In ‘Religious Rejections of the World and their Directions,’ Weber develops a typology of asceticism and mysticism that will be useful to our discussion of post-war composers. The sociologist of religion compares the ‘abnegation’ of the world found in ‘active asceticism that is a God-willed action of the devout who are God’s tools’ to that of the ‘contemplative possession of the holy, as found in mysticism’ (Weber, 1948a: 325). He continues the typological comparison by drawing on his familiar distinction between a religious ethos based on ‘inner-worldliness’ and one that cultivates or promotes a type of ‘flight from the world’:

Active asceticism operates within the world; rationally active asceticism, in mastering the world, seeks to tame what is creatural and wicked through work in a worldly ‘vocation’ (inner-worldly asceticism).
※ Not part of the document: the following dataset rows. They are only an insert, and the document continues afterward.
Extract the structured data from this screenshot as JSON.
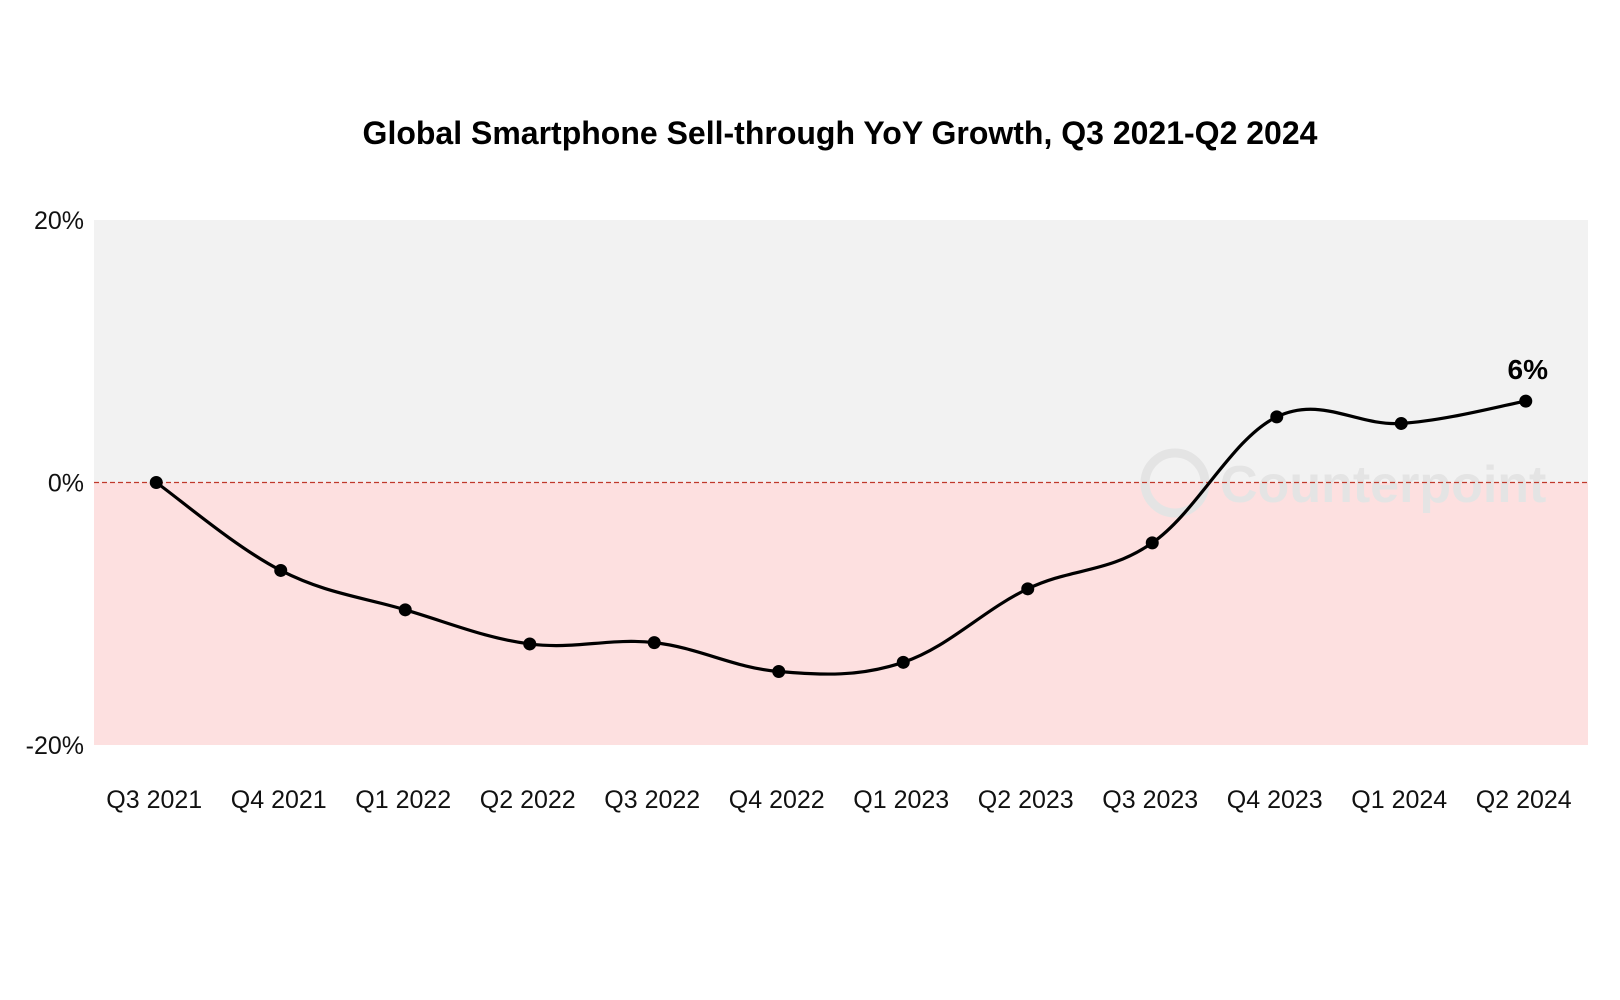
{
  "chart_data": {
    "type": "line",
    "title": "Global Smartphone Sell-through YoY Growth, Q3 2021-Q2 2024",
    "xlabel": "",
    "ylabel": "",
    "categories": [
      "Q3 2021",
      "Q4 2021",
      "Q1 2022",
      "Q2 2022",
      "Q3 2022",
      "Q4 2022",
      "Q1 2023",
      "Q2 2023",
      "Q3 2023",
      "Q4 2023",
      "Q1 2024",
      "Q2 2024"
    ],
    "series": [
      {
        "values": [
          0,
          -6.7,
          -9.7,
          -12.3,
          -12.2,
          -14.4,
          -13.7,
          -8.1,
          -4.6,
          5.0,
          4.5,
          6.2
        ]
      }
    ],
    "ylim": [
      -20,
      20
    ],
    "yticks": [
      "20%",
      "0%",
      "-20%"
    ],
    "data_labels": [
      {
        "category": "Q2 2024",
        "text": "6%"
      }
    ],
    "grid": false,
    "legend": "none",
    "watermark": "Counterpoint",
    "colors": {
      "line": "#000000",
      "positive_band": "#f2f2f2",
      "negative_band": "#fde0e0",
      "zero_line": "#c0392b",
      "watermark": "#e4e4e4"
    }
  }
}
Such asceticism contrasts radically with mysticism, when the latter draws the full conclusion of fleeing from the world (contemplative flight from the world) … Inner-worldly asceticism … proves itself through action. To the inner-worldly asceticist the conduct of the mystic is an indolent enjoyment of the self; to the mystic the conduct of the … asceticist is an entanglement in the godless ways of the world combined with complacent self-righteousness. With that ‘blissful bigotry,’ usually ascribed to the typical Puritan … Asceticism executes these resolutions as given in the God-ordained rational orders of the creatural.